In this one, the gumshoe bursts up a couple's home after Mrs. Jellybone mistakes her husband's wig mannequin head combined with some blood of his from a cut for her husband having been decapitated. Meanwhile, Mr. Jellybone has snuck off to a poker game with the boys, and Detective Homes pins the murder on an innocent bystander. Although the Sherlock Homes parody is slightly amusing--the bit where he scares a girl with his ridiculous disguise and habit of sneaking up on people while staring into his magnifying glass admittedly made me chuckle, and the business of his lighting his two pipes with a light bulb is a silly introduction--it's Blanche Cornwall as the "Twentieth Century Woman" Mrs. Jellybone who steals the show. The real laughs are when she starts seemingly cursing after discovering her husband's inadvertent deception and followed by her calm fierceness as she stands behind her man after discovering the advertent deception of sneaking out to gamble--clearing out the room of the other men before surprisingly hugging him as her relief from him being alive outweighs her annoyance at his wayward ways. Just exceptional acting for a 1913 one-reeler.
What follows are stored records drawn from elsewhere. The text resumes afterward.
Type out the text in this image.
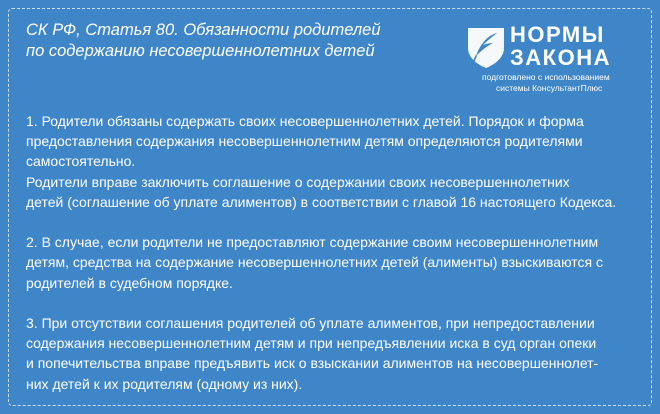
СК РФ, Статья 80. Обязанности родителей
по содержанию несовершеннолетних детей
НОРМЫ
ЗАКОНА
подготовлено с использованием
системы КонсультантПлюс

1. Родители обязаны содержать своих несовершеннолетних детей. Порядок и форма

предоставления содержания несовершеннолетним детям определяются родителями

самостоятельно.

Родители вправе заключить соглашение о содержании своих несовершеннолетних

детей (соглашение об уплате алиментов) в соответствии с главой 16 настоящего Кодекса.

2. В случае, если родители не предоставляют содержание своим несовершеннолетним

детям, средства на содержание несовершеннолетних детей (алименты) взыскиваются с

родителей в судебном порядке.

3. При отсутствии соглашения родителей об уплате алиментов, при непредоставлении

содержания несовершеннолетним детям и при непредъявлении иска в суд орган опеки

и попечительства вправе предъявить иск о взыскании алиментов на несовершеннолет-

них детей к их родителям (одному из них).
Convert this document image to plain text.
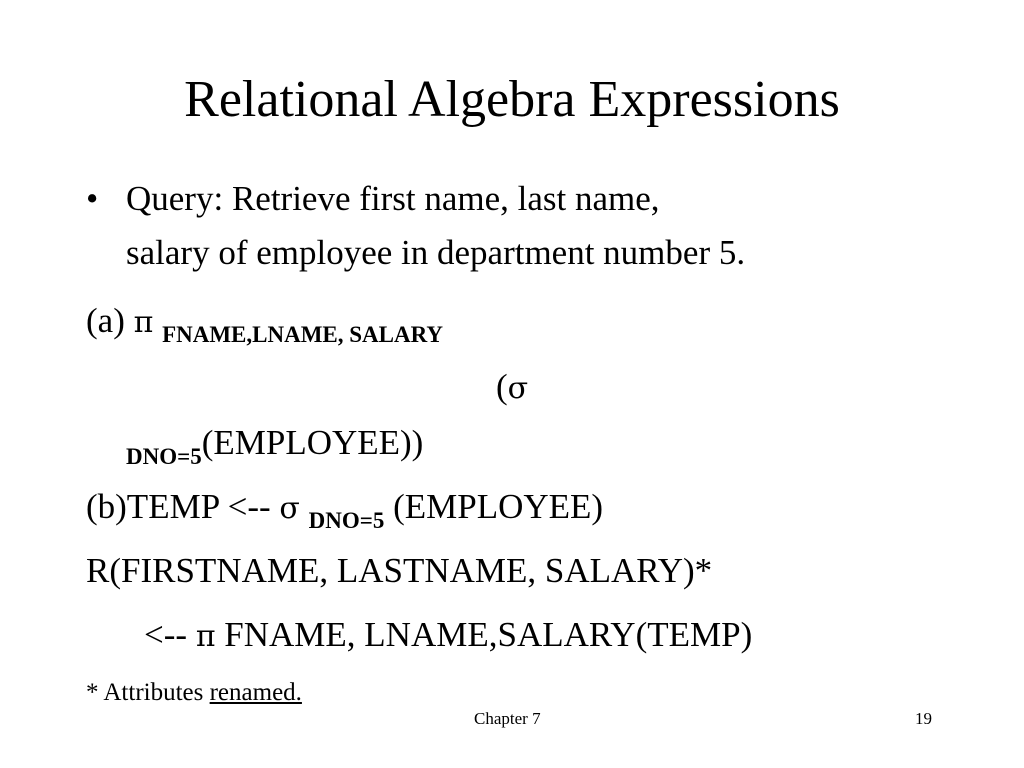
Relational Algebra Expressions
• Query: Retrieve first name, last name,
salary of employee in department number 5.
(a) π $_{FNAME,LNAME, SALARY}$
(σ
$_{DNO=5}$(EMPLOYEE))
(b)TEMP <-- σ $_{DNO=5}$ (EMPLOYEE)
R(FIRSTNAME, LASTNAME, SALARY)*
<-- π FNAME, LNAME,SALARY(TEMP)
* Attributes renamed.
Chapter 7	19
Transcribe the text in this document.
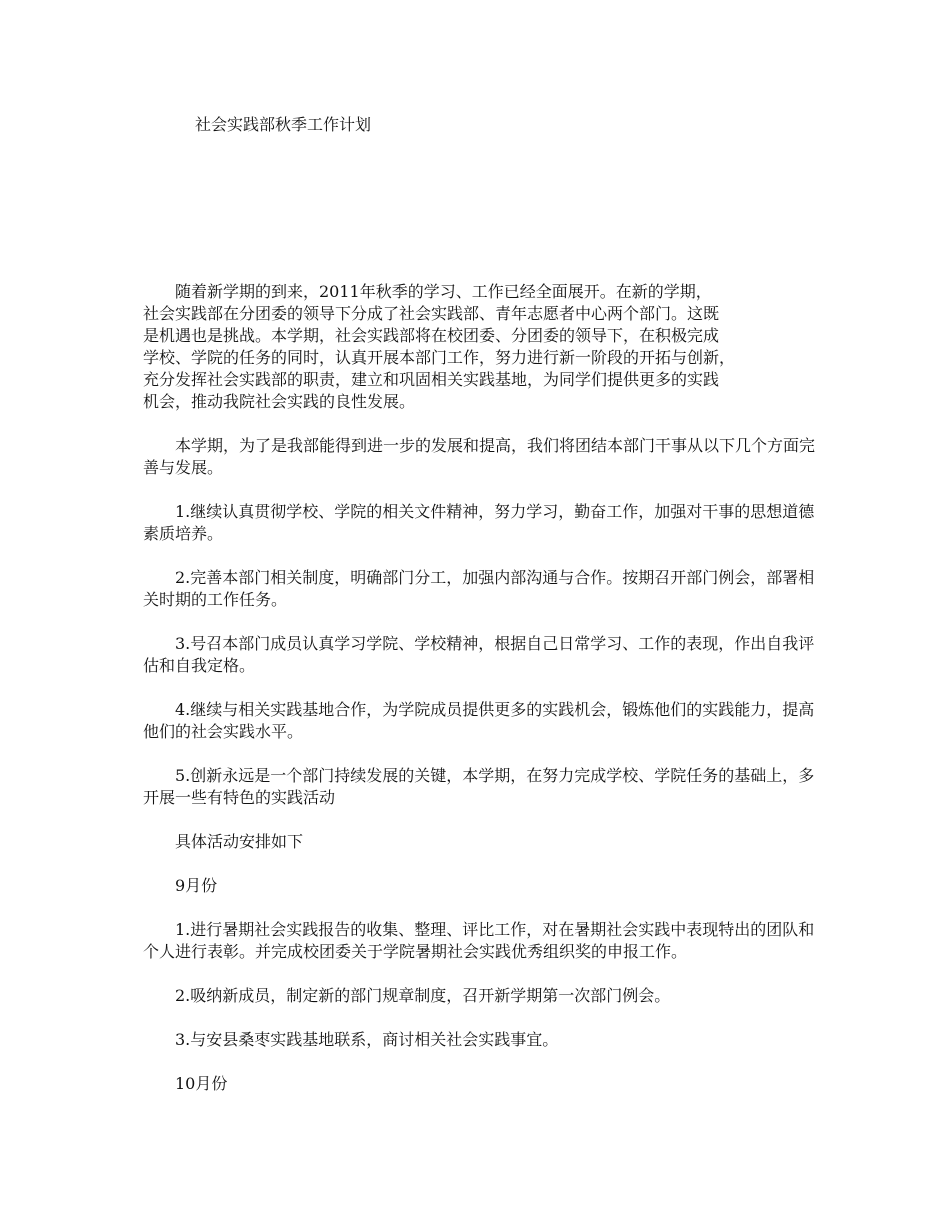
社会实践部秋季工作计划
随着新学期的到来，2011年秋季的学习、工作已经全面展开。在新的学期，
社会实践部在分团委的领导下分成了社会实践部、青年志愿者中心两个部门。这既
是机遇也是挑战。本学期，社会实践部将在校团委、分团委的领导下，在积极完成
学校、学院的任务的同时，认真开展本部门工作，努力进行新一阶段的开拓与创新，
充分发挥社会实践部的职责，建立和巩固相关实践基地，为同学们提供更多的实践
机会，推动我院社会实践的良性发展。

本学期，为了是我部能得到进一步的发展和提高，我们将团结本部门干事从以下几个方面完善与发展。

1.继续认真贯彻学校、学院的相关文件精神，努力学习，勤奋工作，加强对干事的思想道德素质培养。

2.完善本部门相关制度，明确部门分工，加强内部沟通与合作。按期召开部门例会，部署相关时期的工作任务。

3.号召本部门成员认真学习学院、学校精神，根据自己日常学习、工作的表现，作出自我评估和自我定格。

4.继续与相关实践基地合作，为学院成员提供更多的实践机会，锻炼他们的实践能力，提高他们的社会实践水平。

5.创新永远是一个部门持续发展的关键，本学期，在努力完成学校、学院任务的基础上，多开展一些有特色的实践活动

具体活动安排如下

9月份

1.进行暑期社会实践报告的收集、整理、评比工作，对在暑期社会实践中表现特出的团队和个人进行表彰。并完成校团委关于学院暑期社会实践优秀组织奖的申报工作。

2.吸纳新成员，制定新的部门规章制度，召开新学期第一次部门例会。

3.与安县桑枣实践基地联系，商讨相关社会实践事宜。

10月份
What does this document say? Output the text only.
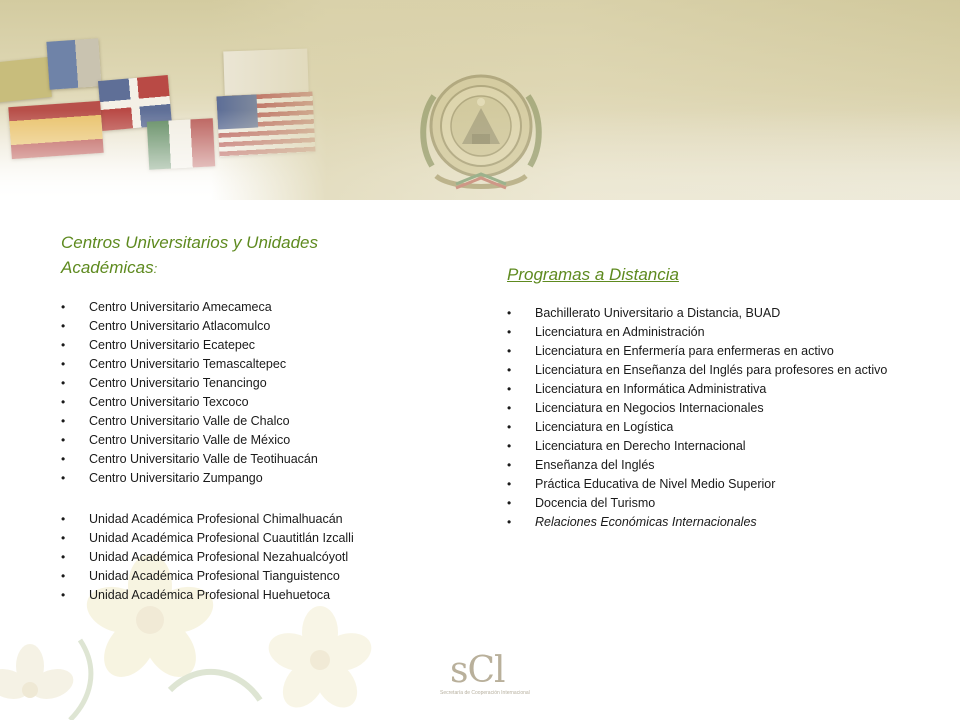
Centros Universitarios y Unidades Académicas:
•	Centro Universitario Amecameca
•	Centro Universitario Atlacomulco
•	Centro Universitario Ecatepec
•	Centro Universitario Temascaltepec
•	Centro Universitario Tenancingo
•	Centro Universitario Texcoco
•	Centro Universitario Valle de Chalco
•	Centro Universitario Valle de México
•	Centro Universitario Valle de Teotihuacán
•	Centro Universitario Zumpango
•	Unidad Académica Profesional Chimalhuacán
•	Unidad Académica Profesional Cuautitlán Izcalli
•	Unidad Académica Profesional Nezahualcóyotl
•	Unidad Académica Profesional Tianguistenco
•	Unidad Académica Profesional Huehuetoca
Programas a Distancia
•	Bachillerato Universitario a Distancia, BUAD
•	Licenciatura en Administración
•	Licenciatura en Enfermería para enfermeras en activo
•	Licenciatura en Enseñanza del Inglés para profesores en activo
•	Licenciatura en Informática Administrativa
•	Licenciatura en Negocios Internacionales
•	Licenciatura en Logística
•	Licenciatura en Derecho Internacional
•	Enseñanza del Inglés
•	Práctica Educativa de Nivel Medio Superior
•	Docencia del Turismo
•	Relaciones Económicas Internacionales
sCl
Secretaría de Cooperación Internacional
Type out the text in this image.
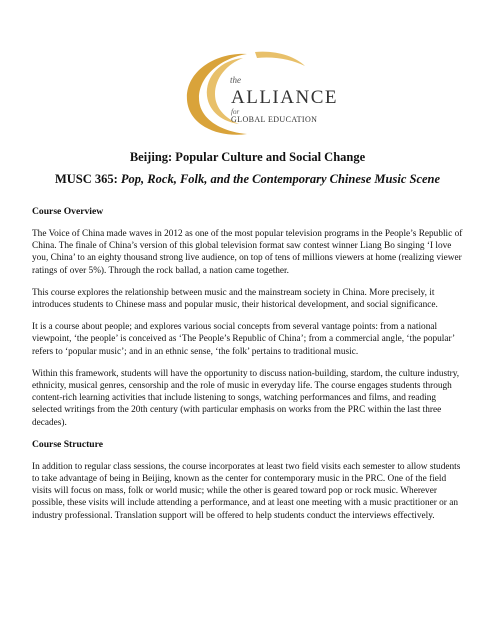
the
ALLIANCE
for
GLOBAL EDUCATION
Beijing: Popular Culture and Social Change
MUSC 365: Pop, Rock, Folk, and the Contemporary Chinese Music Scene
Course Overview

The Voice of China made waves in 2012 as one of the most popular television programs in the People’s Republic of China. The finale of China’s version of this global television format saw contest winner Liang Bo singing ‘I love you, China’ to an eighty thousand strong live audience, on top of tens of millions viewers at home (realizing viewer ratings of over 5%). Through the rock ballad, a nation came together.

This course explores the relationship between music and the mainstream society in China. More precisely, it introduces students to Chinese mass and popular music, their historical development, and social significance.

It is a course about people; and explores various social concepts from several vantage points: from a national viewpoint, ‘the people’ is conceived as ‘The People’s Republic of China’; from a commercial angle, ‘the popular’ refers to ‘popular music’; and in an ethnic sense, ‘the folk’ pertains to traditional music.

Within this framework, students will have the opportunity to discuss nation-building, stardom, the culture industry, ethnicity, musical genres, censorship and the role of music in everyday life. The course engages students through content-rich learning activities that include listening to songs, watching performances and films, and reading selected writings from the 20th century (with particular emphasis on works from the PRC within the last three decades).

Course Structure

In addition to regular class sessions, the course incorporates at least two field visits each semester to allow students to take advantage of being in Beijing, known as the center for contemporary music in the PRC. One of the field visits will focus on mass, folk or world music; while the other is geared toward pop or rock music. Wherever possible, these visits will include attending a performance, and at least one meeting with a music practitioner or an industry professional. Translation support will be offered to help students conduct the interviews effectively.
I also recommend adding a reading to one's viewing of this and another Guy Solax one-reeler, "Canned Harmony" (1912) with Barbara McBane's essay "Imagining sound in the Solax films of Alice Guy Blaché: Canned Harmony (1912) and Burstop Holmes' Murder Case (1913)." In the author's commentary on this title, she compares the "Twentieth Century Woman's" addresses to the camera to the mimed speech in contemporary suffragist films ("What 80 Million Women Want" (1913) comes to mind), to go along with the wife's already then-supposed-mannish dress and apparent dominance in the marriage. Not too surprising given that Guy had already parodied feminism and gender-bending at Gaumont with "The Consequences of Feminism" (1906), a scenario she reworked in the now-lost Solax production "In the Year 2000" (1912). McBane also discusses other instances of imagined sound in the silent film, such as in the second scene and second of the film's through-mirror shots where Mrs. Jellybone first talks facing the camera, as well as the husband's response to his pal's whistling to call him to the poker game after a phone call fails. Plus, McBane attempts to find further reflexive commentary on filmmaking in this use of sound and in the disembodied head as reflecting the disembodied nature of film itself.

(Note: Although the booklet for the Pioneers: First Women Filmmakers set claim this one is a 2k restoration from 35mm elements, it's a worn print that is especially blurry and contrasty in some parts as though it were a reduction print. Nevertheless, Burstup Homes's fake nose remains obvious.)